Mas adoro a chuva. Nas minhas insónias fantasio dormências em autocaravanas, perdidas entre as árvores e balanceado pelo som da água que escorre em abundância. É a melhor estratégia para adormecer. No passado chovia mais e na minha adolescência - que demorou uma eternidade - a chuva caía com tanta frequência que a memória está repleta de manhãs que escureciam sob aguaceiros monumentais e que me aconchegavam aos cobertores quentes. Apesar de ter amigos, companheiros de brincadeiras, julgo que a solidão é sempre a marca de nós mesmos e esse sentimento é ainda mais avassalador na juventude. Os amigos ajudam-nos a andar, mas o caminho é sempre feito isoladamente a enfrentar os estorvos, os perigos e as provocações. E a chuva acentuava a solidão.

Obrigava-nos a um recolhimento forçado. Eram dias mais silenciosos, apenas se ouvia o barulho da água que escorria pelas caleiras. As conversas na família eram reduzidas ao mínimo, parecia que a chuva fazia emudecer as pessoas, refreava entusiasmos e delírios. Era como se algo de importante se passasse lá fora, fruto de reminiscências ancestrais de dilúvios que limparam a Terra dos ímpios e da sujidade acumulada nas memórias dos homens. E quando a força do vento empurrava a água frente às telhas então uns sons secos de pingas batiam no teto de madeira e corríamos com baldes e tachos para acomodar a água que sorrateiramente se insinuava.
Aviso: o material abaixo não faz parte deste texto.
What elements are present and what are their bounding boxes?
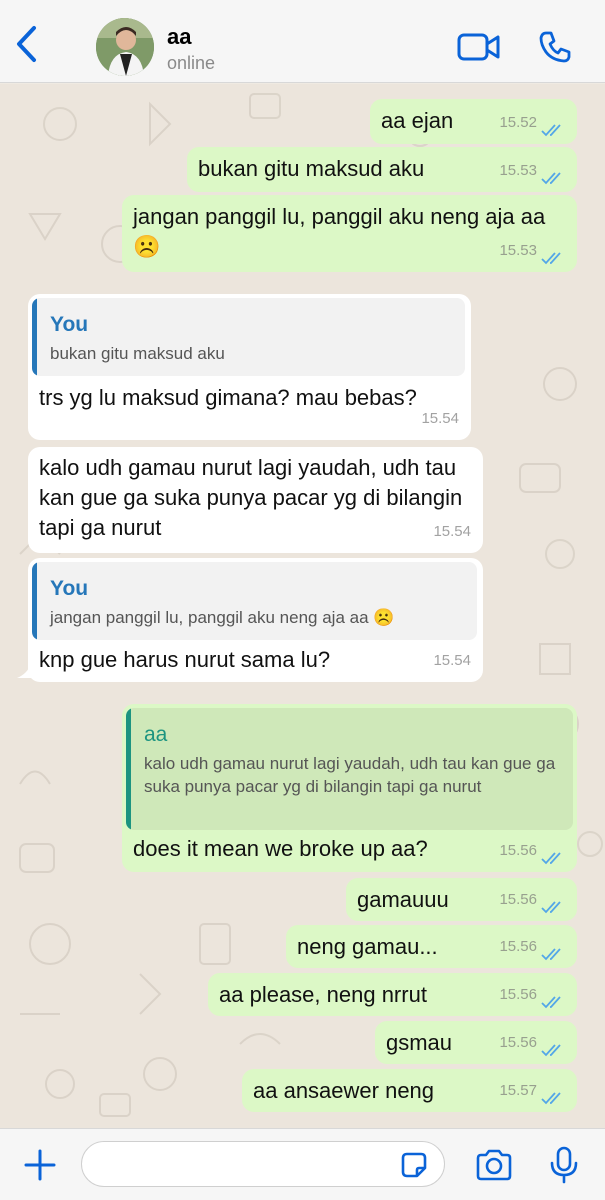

Gestos, traços, ritmos sempre ao sabor da água que envolvia tudo.

Agora quase não chove. Talvez, por isso, o meu sono é cada vez menos profundo. Acredito que a minha leveza ou dramatismo, a ansiedade ou a serenidade perante a vida é proporcional à água que cai do céu. A água que nos remete para aquela zona mais íntima de nós onde construímos a nossa identidade nas águas maternais, umbilicais, quentes e nutritivas. Uma espécie de casulo de segurança e mimo absoluto, onde nadámos sem qualquer angústia, sem nos preocuparmos com a possibilidade de encalhar em ilhas desabitadas porque já tínhamos tudo o que nos fazia falta. Mas contra nossa vontade fomos expulsos do paraíso com a aflição de ter de perder o melhor de nós…

Por notícias de jornais da semana passada, soubemos que engenheiros do clima profetizaram que poderá haver num futuro próximo um cenário apocalíptico de uma Península Ibérica a ferver, desértica e de cor castanho amarelo torrado. O que vale é que a encenação se estende para o fim deste século e já não estou cá. Pois, como é que iria dormir?